Dr. Matt Rutledge: So this isn’t going to be more of our podcasts beef, I think with Robert Farrington, but, um, I’m a big believer in student debt and I am living proof of that. I’m still paying at age 41. I still have student debt because I realized that I have a good deal, that my student loans are still a fairly low interest rate, lower than I would get. You know, basically if I’m paying something like 3% or even 4% interest rate on my student loans, so I could pay it off and I could essentially make a return of three or 4% that I don’t have to be paying out to my student loan servicers to Sally Mayer or whoever, whoever is still has my loans at this point. Or I could put that money in a 401k and probably earn more than four, three or 4% in return.
So over the long term, even, even with the, you know, fluctuations we’ve seen in 2020 and 2019. So I should make the choice that optimizes my long term interest rate. I mean, just overall, I think, you know, even stepping back to, cause I know some of your listeners are going to be people who are not even in college yet, or at least I hope so. Cause I think they would really learn a lot from your podcast.
Chris Pratt: Absolutely.
Dr. Matt Rutledge: I think if you’re thinking about taking on student debt while the amounts might seem really big and actually just not very concrete at all, you know, this is really just abstract concepts to you at this point. You’ve never seen money this big. Student loans often make education possible that wouldn’t otherwise be possible. And I use the example of the fact that I am hundreds of thousands of dollars in debt right now, personally, that sounds scary, but it’s because I’m a homeowner with a mortgage.
I wouldn’t be able to afford my home if mortgages didn’t exist. And if I wasn’t willing to take on that mortgage, I probably wouldn’t. I would definitely, it would take me decades to be able to save up enough, to afford a decent home in the Boston suburbs where I live. And if we didn’t have mortgages overall, I doubt that the homes would be worth as much as they are. I wouldn’t have had to pay so much to the person who sold me, their house, student loans.
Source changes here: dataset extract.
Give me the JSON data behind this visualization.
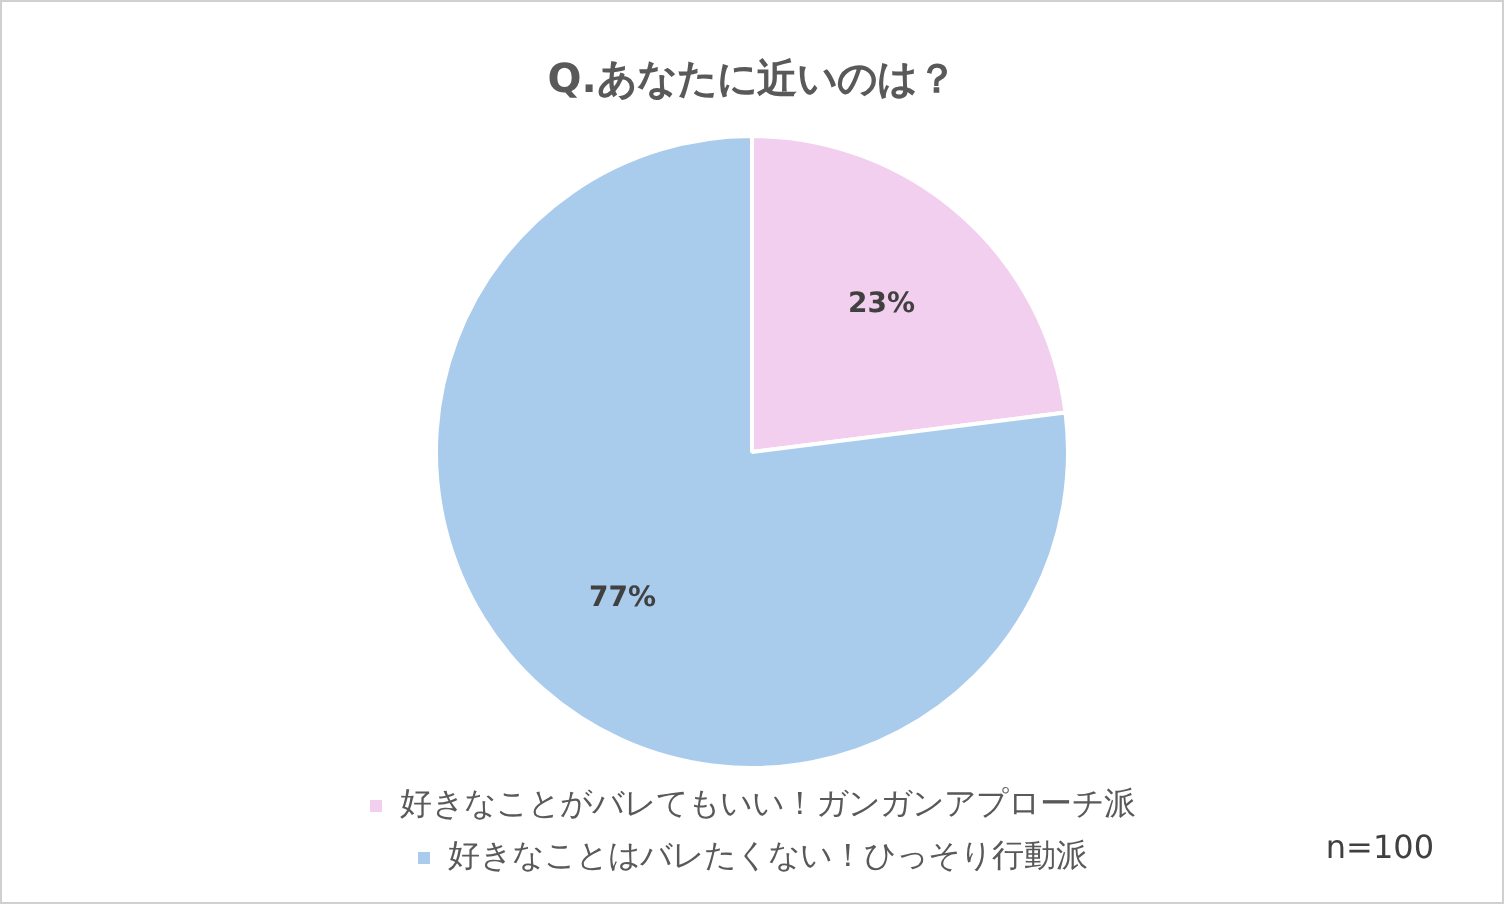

I think by the same token, make it possible for us to go to the kinds of schools that, you know, unless we had a whole bunch of money saved up, we wouldn’t be able to, to reach out to, um, so I have kids, I have a 10 year old and a nine year old, and I am putting money aside in a 529 plan to make sure that they’re ready for college, but I’m not aiming to be able to hunt, to finance a hundred percent of their college education with that 529 plan.
And that’s for several reasons, maybe they don’t want to go to college at all. Maybe they come to Boston college and they get a good, good tuition discount if I still work here. Um, or maybe it’s just good for them to have a small, but manageable student loan. Maybe it keeps their skin in the game. It gets them to realize that this is on them to make sure that they are getting the most out of their college education because ultimately they are paying for their investment in themselves. So they’re not just relying on dad to do it.
Chris Pratt: Absolutely, well we’re out of time. Thank you so much for coming on the show. Again, this is Dr. Matt Rutledge and you can read this Do young adults with student debt save less for retirement?” Again, Dr. Matt Rutledge. Thank you so much for coming on the show. This was, this was really fun.
Dr. Matt Rutledge: Thanks for having me. This was a great conversation.